I flew from New York to Zurich and then on to Milan to meet a friend who was doing the fashion shows. Two days in Milan – alone – because said friend had to go back to the states suddenly. This is before cell phones and the internet so he had no way to reach me. On top of my shock and surprise that my friend was not only not there, but I had now had no place to stay. Thinking I would just get on a train for Florence sooner than planned, I was quickly advised that it was ‘non e possibile’ – because as it would happen, and used to happen quite frequently – the trains were on strike. So I was now stranded in Milano with no friend and no place to stay.
Luckily for me, my friend’s landlady thought it was a terrible thing that said friend wasn’t home when I arrived and called her son (who spoke English) to come over and help me. He did just that and then called me a taxi to take me there.
The next day I made the best of things exploring Milan while the train strike ran it’s 24-hour course. Having studied Architecture in college I sat in front of the Milan Cathedral – for I don’t know how long, gazing at it’s awe-inspiring spires and incredible detail wondering how in the hell they built this thing without cranes. Inside the Duomo also hangs da Vinci’s Last Supper. Not to be missed next time you make your way to Milano.
The trains were running again, so I settled in for the 4-hour train ride to Florence.
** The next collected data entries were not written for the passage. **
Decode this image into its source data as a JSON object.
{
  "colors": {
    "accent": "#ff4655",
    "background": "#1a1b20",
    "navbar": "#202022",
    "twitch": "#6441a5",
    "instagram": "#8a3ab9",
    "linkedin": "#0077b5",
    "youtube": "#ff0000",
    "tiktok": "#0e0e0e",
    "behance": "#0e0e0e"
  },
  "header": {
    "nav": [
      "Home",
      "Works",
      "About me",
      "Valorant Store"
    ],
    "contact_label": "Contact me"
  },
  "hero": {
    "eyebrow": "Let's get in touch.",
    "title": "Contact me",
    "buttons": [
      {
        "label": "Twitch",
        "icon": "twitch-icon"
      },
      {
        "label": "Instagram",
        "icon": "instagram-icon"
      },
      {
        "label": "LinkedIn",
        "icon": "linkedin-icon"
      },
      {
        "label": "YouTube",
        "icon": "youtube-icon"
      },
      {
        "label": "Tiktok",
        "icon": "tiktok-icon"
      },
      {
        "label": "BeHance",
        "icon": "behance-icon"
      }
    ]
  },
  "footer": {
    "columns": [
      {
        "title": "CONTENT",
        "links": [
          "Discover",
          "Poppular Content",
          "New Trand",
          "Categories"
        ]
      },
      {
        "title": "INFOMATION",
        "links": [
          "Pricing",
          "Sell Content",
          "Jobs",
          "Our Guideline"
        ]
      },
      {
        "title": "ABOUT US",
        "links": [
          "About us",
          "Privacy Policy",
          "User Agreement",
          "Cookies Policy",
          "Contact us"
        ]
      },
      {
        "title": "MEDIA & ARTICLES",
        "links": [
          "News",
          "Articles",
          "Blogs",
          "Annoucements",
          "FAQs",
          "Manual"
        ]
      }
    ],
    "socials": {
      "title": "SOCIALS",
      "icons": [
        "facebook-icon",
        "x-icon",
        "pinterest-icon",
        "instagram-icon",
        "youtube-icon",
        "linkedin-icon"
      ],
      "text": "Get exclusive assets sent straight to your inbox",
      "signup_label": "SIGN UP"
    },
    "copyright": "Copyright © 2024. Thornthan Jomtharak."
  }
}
Back then, Le Frecce or the super-fast direct trains that zip you from city to city in less than two hours unfortunately did not yet exist.
Stopping in Bologna to change trains, I had some time to kill before my train left for bella Firenze and wandered into a cafe close to my train’s ‘bin’ or track. At this point in my life, I didn’t even drink coffee. I’d stopped drinking it years before as I just didn’t care for the taste of ‘caffe Americano’ nor it’s after affects. But I was in Italy for the first time and I was still feeling jet lag – so I ordered my very first cappuccino.
I was not expecting it to be such an overwhelmingly life-changing experience as I took my first sip, but somewhere between the creamy froth hitting my lips and the rich chocolaty flavor warming it’s way down my throat, I was a changed woman. It was official. I’d lost my Caffe Virginity somewhere in the Bologna Centrale Stazione.
Returning to New York ten days later I immediately ran to Bloomingdale’s and purchased my first Espresso machine. And a day hasn’t passed since then that I haven’t had my ritualistic morning cappuccino. It’s become such a part of my life that my son never, ever finishes the milk at night and on road trips or major moves, I don’t leave home without my espresso machine carefully packed along with my favorite Lavazza Crema Gusto espresso, my raw sugar and a fresh carton of whole organic milk. Whether I am at home in California or at home in Italy – I still recall that first creamy chocolaty cappuccino in the Bologna train station.